Christopher John Kooy (June 11, 1982 – August 22, 2020) was a Canadian soccer player who played for FC Edmonton in the North American Soccer League.

==Career==

===Professional===
In 2004, Kooy played a championship season with Mount Royal College (Voted ACIC All Canadian) and the Calgary Mustangs in the old USL First Division. He also played with Canadian senior amateur side Calgary Callies in the Alberta Major Soccer League, with whom he won National Club Championships in 2003, 2007 and 2008. He was playing with Edmonton Scottish in the Alberta Major Soccer League and was instrumental in helping the club win their first National Club Championship, and his fourth, in 2016.

After a brief trial with Scottish first division club Livingston in 2008, Kooy was signed by FC Edmonton of the new North American Soccer League, and took part in their 2010 exhibition season in preparation for the team's entry into the NASL in 2011.

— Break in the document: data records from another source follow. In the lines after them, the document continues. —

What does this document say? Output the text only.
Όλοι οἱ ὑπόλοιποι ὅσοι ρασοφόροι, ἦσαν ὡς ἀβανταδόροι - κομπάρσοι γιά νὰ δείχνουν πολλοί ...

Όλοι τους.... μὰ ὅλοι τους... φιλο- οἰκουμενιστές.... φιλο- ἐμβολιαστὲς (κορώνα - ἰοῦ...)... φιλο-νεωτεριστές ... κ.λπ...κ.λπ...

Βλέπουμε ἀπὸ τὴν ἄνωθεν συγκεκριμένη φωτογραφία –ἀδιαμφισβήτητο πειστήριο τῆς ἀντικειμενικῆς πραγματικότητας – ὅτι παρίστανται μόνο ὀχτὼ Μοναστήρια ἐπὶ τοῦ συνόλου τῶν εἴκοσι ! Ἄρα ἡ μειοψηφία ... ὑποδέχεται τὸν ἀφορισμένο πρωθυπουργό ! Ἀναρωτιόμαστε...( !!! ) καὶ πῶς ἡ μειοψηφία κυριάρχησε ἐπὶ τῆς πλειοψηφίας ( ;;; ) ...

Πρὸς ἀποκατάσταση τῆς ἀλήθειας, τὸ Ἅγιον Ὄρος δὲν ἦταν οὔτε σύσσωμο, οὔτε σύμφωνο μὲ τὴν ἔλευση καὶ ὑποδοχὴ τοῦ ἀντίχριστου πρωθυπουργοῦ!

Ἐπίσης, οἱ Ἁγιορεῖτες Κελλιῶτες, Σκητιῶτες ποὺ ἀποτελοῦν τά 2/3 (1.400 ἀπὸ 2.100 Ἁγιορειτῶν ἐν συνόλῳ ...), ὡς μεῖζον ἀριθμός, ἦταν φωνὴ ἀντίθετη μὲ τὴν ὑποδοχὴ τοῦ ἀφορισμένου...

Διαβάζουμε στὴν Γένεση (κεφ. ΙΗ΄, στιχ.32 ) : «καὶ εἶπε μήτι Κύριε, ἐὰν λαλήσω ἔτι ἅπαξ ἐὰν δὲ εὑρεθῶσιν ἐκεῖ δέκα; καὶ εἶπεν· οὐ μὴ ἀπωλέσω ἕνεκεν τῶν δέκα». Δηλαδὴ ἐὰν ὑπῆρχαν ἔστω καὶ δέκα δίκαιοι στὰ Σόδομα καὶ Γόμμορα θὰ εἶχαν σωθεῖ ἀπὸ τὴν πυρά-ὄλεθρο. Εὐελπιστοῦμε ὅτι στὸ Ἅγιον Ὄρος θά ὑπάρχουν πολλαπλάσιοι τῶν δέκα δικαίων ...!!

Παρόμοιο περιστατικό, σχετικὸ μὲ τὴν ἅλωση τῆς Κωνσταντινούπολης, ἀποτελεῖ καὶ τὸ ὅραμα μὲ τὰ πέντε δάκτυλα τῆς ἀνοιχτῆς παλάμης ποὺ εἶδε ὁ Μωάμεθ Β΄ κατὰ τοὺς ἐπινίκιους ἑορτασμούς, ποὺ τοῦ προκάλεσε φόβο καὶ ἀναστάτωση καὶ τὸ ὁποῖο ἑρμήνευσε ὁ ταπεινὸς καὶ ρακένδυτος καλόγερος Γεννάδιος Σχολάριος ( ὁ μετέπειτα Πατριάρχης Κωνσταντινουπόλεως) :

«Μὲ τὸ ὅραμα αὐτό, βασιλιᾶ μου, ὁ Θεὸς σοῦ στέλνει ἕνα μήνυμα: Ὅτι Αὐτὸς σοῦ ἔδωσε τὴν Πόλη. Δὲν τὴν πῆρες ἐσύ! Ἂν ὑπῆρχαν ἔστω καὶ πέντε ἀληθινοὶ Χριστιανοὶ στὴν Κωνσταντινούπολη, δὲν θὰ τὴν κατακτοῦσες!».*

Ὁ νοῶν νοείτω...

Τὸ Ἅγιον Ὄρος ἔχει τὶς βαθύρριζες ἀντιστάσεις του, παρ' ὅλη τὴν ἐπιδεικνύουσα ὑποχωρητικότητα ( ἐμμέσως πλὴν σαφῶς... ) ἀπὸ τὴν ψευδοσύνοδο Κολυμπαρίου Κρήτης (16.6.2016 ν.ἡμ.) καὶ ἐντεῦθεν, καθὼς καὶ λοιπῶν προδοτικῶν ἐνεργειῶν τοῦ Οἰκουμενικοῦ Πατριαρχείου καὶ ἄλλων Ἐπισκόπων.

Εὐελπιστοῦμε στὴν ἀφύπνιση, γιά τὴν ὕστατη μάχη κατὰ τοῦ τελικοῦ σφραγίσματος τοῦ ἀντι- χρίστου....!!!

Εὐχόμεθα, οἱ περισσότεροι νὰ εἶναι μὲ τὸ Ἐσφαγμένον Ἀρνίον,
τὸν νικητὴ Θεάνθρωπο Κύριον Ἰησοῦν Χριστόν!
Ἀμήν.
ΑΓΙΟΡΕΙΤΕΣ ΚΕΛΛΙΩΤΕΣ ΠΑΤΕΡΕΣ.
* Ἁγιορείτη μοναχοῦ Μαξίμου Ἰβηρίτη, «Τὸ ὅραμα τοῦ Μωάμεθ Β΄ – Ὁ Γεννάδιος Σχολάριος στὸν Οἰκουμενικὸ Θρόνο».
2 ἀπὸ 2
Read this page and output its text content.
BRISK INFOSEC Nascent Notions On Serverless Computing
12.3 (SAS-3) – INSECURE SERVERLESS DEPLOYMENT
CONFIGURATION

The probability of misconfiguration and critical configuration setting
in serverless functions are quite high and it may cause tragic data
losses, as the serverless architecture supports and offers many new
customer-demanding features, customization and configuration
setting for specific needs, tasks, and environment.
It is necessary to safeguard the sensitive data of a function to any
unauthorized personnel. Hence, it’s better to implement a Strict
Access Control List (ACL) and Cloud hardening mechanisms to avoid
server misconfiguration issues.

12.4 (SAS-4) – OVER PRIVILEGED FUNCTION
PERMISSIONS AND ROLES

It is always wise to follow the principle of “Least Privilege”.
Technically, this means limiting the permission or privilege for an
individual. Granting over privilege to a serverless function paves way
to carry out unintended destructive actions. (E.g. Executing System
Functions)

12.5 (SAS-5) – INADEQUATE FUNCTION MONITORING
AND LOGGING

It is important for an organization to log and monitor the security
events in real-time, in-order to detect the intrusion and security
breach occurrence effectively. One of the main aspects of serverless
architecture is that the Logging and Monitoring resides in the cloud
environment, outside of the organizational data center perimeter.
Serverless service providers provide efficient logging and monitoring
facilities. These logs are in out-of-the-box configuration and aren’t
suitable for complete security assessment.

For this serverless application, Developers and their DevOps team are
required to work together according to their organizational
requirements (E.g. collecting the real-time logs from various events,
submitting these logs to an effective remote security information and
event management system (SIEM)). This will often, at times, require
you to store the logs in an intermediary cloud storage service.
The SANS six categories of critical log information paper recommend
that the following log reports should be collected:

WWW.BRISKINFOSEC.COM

After playing professional indoor soccer for the Calgary United in the Canadian Major Indoor Soccer League in 2009 and 2010, he made his debut for Edmonton in the team's first competitive game on April 9, 2011, a 2–1 victory over the Fort Lauderdale Strikers. He scored his first professional goal on May 11, 2011, in a 1–1 tie with FC Tampa Bay. The club exercised Kooy's option for the 2013 season on December 4, 2012, but was released by the club on Saturday, March 2, 2013.

Kooy died of colon cancer on August 22, 2020, at the age of 38.